Hellview s’expose, en vrai et sur papier, à travers une sélection d’un trentaine de tirages grand format présentés en médiathèques, libraires ou lieux musicaux. Une autre façon de donner à découvrir un regard sensible au cœur de la furie du Hellfest.
Présentation par Lucie Braud, écrivain et scénariste :
Des regards.
Des regards qui fixent l’appareil photo à ceux qui l’oublient ou l’ignorent, des regards qui se laissent porter par le spectacle des scènes et ceux qu’offre la foule, des regards qui s’embrassent, s’endorment, se ferment, nus ou derrière des verres fumés. Des regards francs, amusés, interrogateurs. Des regards amoureux, désireux, ténébreux, concentrés, rêveurs. Des regards qui s’abandonnent, se cachent. Des regards assoiffés et goulus. Des regards tendres, poseurs, chevelus. Des regards enlacés, brillants, pudiques, attentionnés, ébahis, étoilés, masqués, tatoués, dessinés. Des regards maquillés et coiffés. À regarder ces yeux, on croirait les connaître, ces gens-là.
Et des mains.
De multiples chorégraphies de mains. Des mains suspendues, enlacées, aux doigts croisés. Des mains aux ongles vernis, à l’index érigé. Des mains caressantes, affolantes, baguées, parées. Des mains glissées dans le pli d’une cuisse, dans la poche d’un pantalon, sous le tissu d’un t-shirt. Des mains en mouvement, agitées, des mains bavardes, occupées. Des mains au sol ou tendues vers le ciel. Des mains au repos, rassurantes, posées sur un bras, une épaule. Des mains pour toucher, dire je suis là, reste avec moi, ne t’éloigne pas. Des mains pour dire. En douceur.
Et des pieds.
Nus ou chaussés. Couverts de toile ou de cuir. Godillots poussiéreux, entaillés, usés jusqu’à la corde. Du cuir mat ou verni. Semelles râpées, compensées. Rangers et Doc Martens, basses ou chevilles protégées, lacés serrés ou défaits, sur des jambes nues, ornées, habillées, décorées, tatouées, épilées. Des bottes en plastique ou cloutées, de motards ou de cavaliers, des bottes enchaînées, travaillées, unies, scarifiées. Des bottes country, des camarguaises, des bottes pour les balades en bord de mer et en forêt. Certaines ont fière allure, d’autres sont épuisées. Certaines sont dressées, d’autres affalées. Des souliers. Confortables, résistants, imperméables. Des tissus mous et déformés, d’autres à la courbe marquée comme la cambrure d’une flamenca. Des souliers dépareillés, d’un autre temps, celui du passé, du futur, de ce présent. Des souliers du moment. Des pieds nus, déchaussés, aérés, ou sobrement sanglés. Des pieds nus dans leur fragilité, sans peur, assurés, rassurés, confiants, se délassant.

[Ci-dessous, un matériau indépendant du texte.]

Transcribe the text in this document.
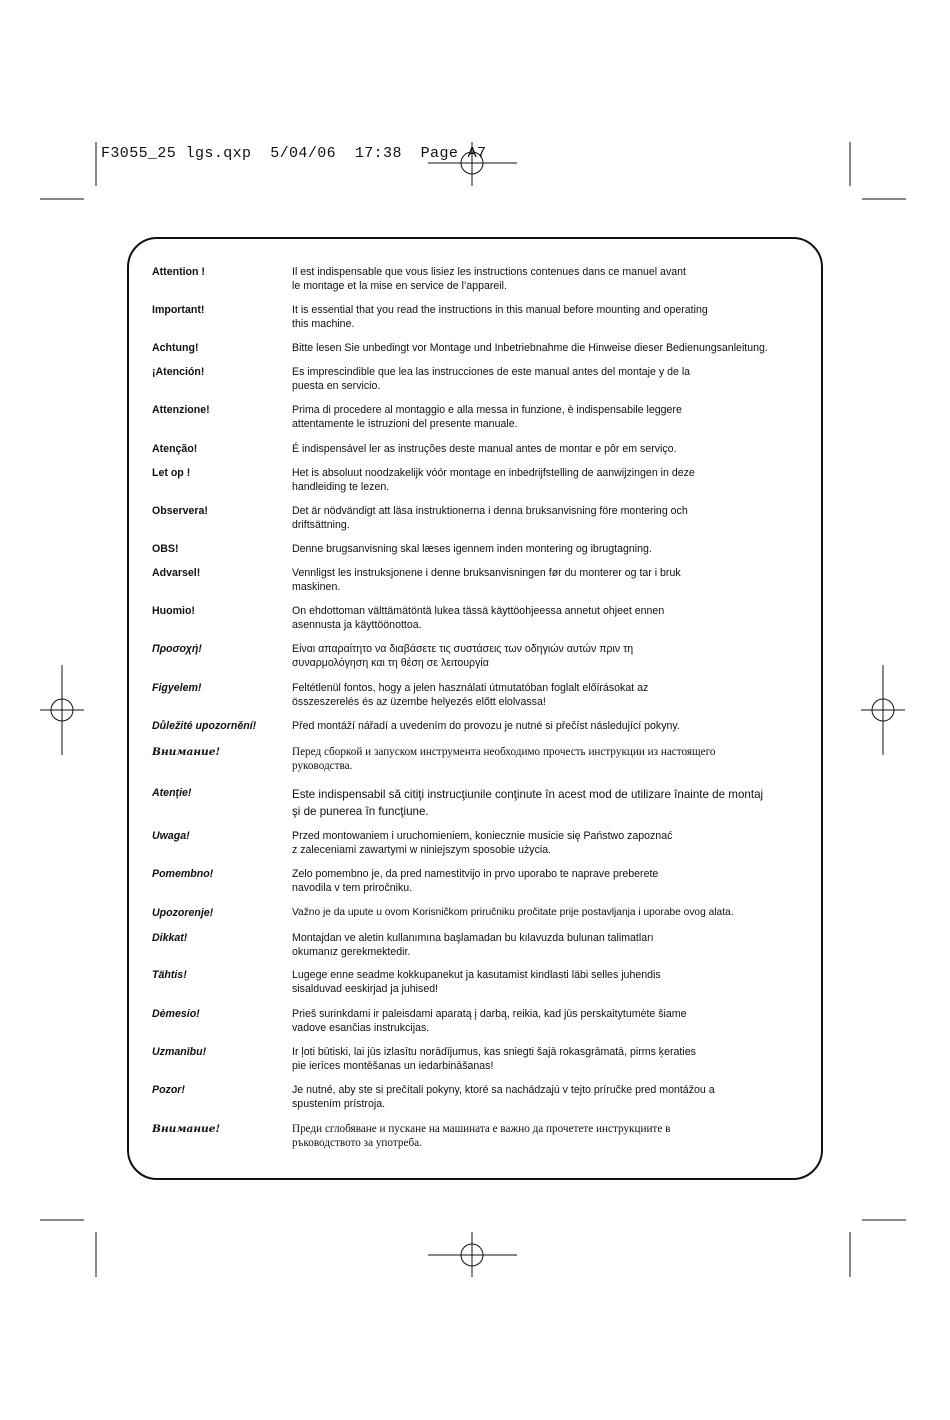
F3055_25 lgs.qxp  5/04/06  17:38  Page A7
Attention !	Il est indispensable que vous lisiez les instructions contenues dans ce manuel avant
le montage et la mise en service de l’appareil.
Important!	It is essential that you read the instructions in this manual before mounting and operating
this machine.
Achtung!	Bitte lesen Sie unbedingt vor Montage und Inbetriebnahme die Hinweise dieser Bedienungsanleitung.
¡Atención!	Es imprescindible que lea las instrucciones de este manual antes del montaje y de la
puesta en servicio.
Attenzione!	Prima di procedere al montaggio e alla messa in funzione, è indispensabile leggere
attentamente le istruzioni del presente manuale.
Atenção!	É indispensável ler as instruções deste manual antes de montar e pôr em serviço.
Let op !	Het is absoluut noodzakelijk vóór montage en inbedrijfstelling de aanwijzingen in deze
handleiding te lezen.
Observera!	Det är nödvändigt att läsa instruktionerna i denna bruksanvisning före montering och
driftsättning.
OBS!	Denne brugsanvisning skal læses igennem inden montering og ibrugtagning.
Advarsel!	Vennligst les instruksjonene i denne bruksanvisningen før du monterer og tar i bruk
maskinen.
Huomio!	On ehdottoman välttämätöntä lukea tässä käyttöohjeessa annetut ohjeet ennen
asennusta ja käyttöönottoa.
Προσοχή!	Είναι απαραίτητο να διαβάσετε τις συστάσεις των οδηγιών αυτών πριν τη
συναρμολόγηση και τη θέση σε λειτουργία
Figyelem!	Feltétlenül fontos, hogy a jelen használati útmutatóban foglalt előírásokat az
összeszerelés és az üzembe helyezés előtt elolvassa!
Důležité upozornění!	Před montáží nářadí a uvedením do provozu je nutné si přečíst následující pokyny.
Внимание!	Перед сборкой и запуском инструмента необходимо прочесть инструкции из настоящего
руководства.
Atenţie!	Este indispensabil să citiţi instrucţiunile conţinute în acest mod de utilizare înainte de montaj
şi de punerea în funcţiune.
Uwaga!	Przed montowaniem i uruchomieniem, koniecznie musicie się Państwo zapoznać
z zaleceniami zawartymi w niniejszym sposobie użycia.
Pomembno!	Zelo pomembno je, da pred namestitvijo in prvo uporabo te naprave preberete
navodila v tem priročniku.
Upozorenje!	Važno je da upute u ovom Korisničkom priručniku pročitate prije postavljanja i uporabe ovog alata.
Dikkat!	Montajdan ve aletin kullanımına başlamadan bu kılavuzda bulunan talimatları
okumanız gerekmektedir.
Tähtis!	Lugege enne seadme kokkupanekut ja kasutamist kindlasti läbi selles juhendis
sisalduvad eeskirjad ja juhised!
Dėmesio!	Prieš surinkdami ir paleisdami aparatą į darbą, reikia, kad jūs perskaitytumėte šiame
vadove esančias instrukcijas.
Uzmanību!	Ir ļoti būtiski, lai jūs izlasītu norādījumus, kas sniegti šajā rokasgrāmatā, pirms ķeraties
pie ierīces montēšanas un iedarbināšanas!
Pozor!	Je nutné, aby ste si prečítali pokyny, ktoré sa nachádzajú v tejto príručke pred montážou a
spustením prístroja.
Внимание!	Преди сглобяване и пускане на машината е важно да прочетете инструкциите в
ръководството за употреба.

Ces regards, ces mains, ces pieds appartiennent au même évènement. Les regards convergent vers un même point. Les mains s’animent sur la même musique. Les pieds foulent le même sol. Ils ne forment qu’un seul corps, dans une véritable communion.

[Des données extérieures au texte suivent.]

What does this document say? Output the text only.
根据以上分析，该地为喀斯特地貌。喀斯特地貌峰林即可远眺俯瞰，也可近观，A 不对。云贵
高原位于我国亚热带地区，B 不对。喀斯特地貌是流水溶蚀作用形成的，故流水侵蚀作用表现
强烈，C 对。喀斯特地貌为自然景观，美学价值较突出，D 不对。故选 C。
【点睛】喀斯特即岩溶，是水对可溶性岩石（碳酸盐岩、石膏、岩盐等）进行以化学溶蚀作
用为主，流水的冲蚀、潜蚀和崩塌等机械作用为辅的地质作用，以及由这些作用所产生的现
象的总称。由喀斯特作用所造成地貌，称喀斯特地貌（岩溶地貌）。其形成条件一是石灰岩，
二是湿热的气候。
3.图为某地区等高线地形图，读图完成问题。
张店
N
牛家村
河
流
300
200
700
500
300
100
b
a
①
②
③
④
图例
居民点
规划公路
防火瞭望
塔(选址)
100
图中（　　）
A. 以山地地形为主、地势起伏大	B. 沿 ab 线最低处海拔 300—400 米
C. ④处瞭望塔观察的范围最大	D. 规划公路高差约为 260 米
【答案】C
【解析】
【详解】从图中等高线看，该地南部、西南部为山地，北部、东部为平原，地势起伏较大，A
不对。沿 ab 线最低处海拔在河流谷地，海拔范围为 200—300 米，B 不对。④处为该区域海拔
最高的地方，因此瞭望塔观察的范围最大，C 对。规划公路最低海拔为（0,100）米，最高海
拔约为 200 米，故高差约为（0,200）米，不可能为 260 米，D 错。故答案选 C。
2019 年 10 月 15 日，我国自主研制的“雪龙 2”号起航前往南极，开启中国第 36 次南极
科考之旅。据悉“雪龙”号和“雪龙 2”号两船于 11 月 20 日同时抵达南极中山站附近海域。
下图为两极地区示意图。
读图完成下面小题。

Des regards pour exister, des mains pour se toucher, des pieds pour arpenter le monde, l’œil voit tout cela. Il témoigne avec pudeur de ces détails qui forgent l’humanité. Il regarde ce que la scène ne montre pas, ceux que la scène appelle à se réunir.
Alors de la foule, l’œil fait sortir les anonymes.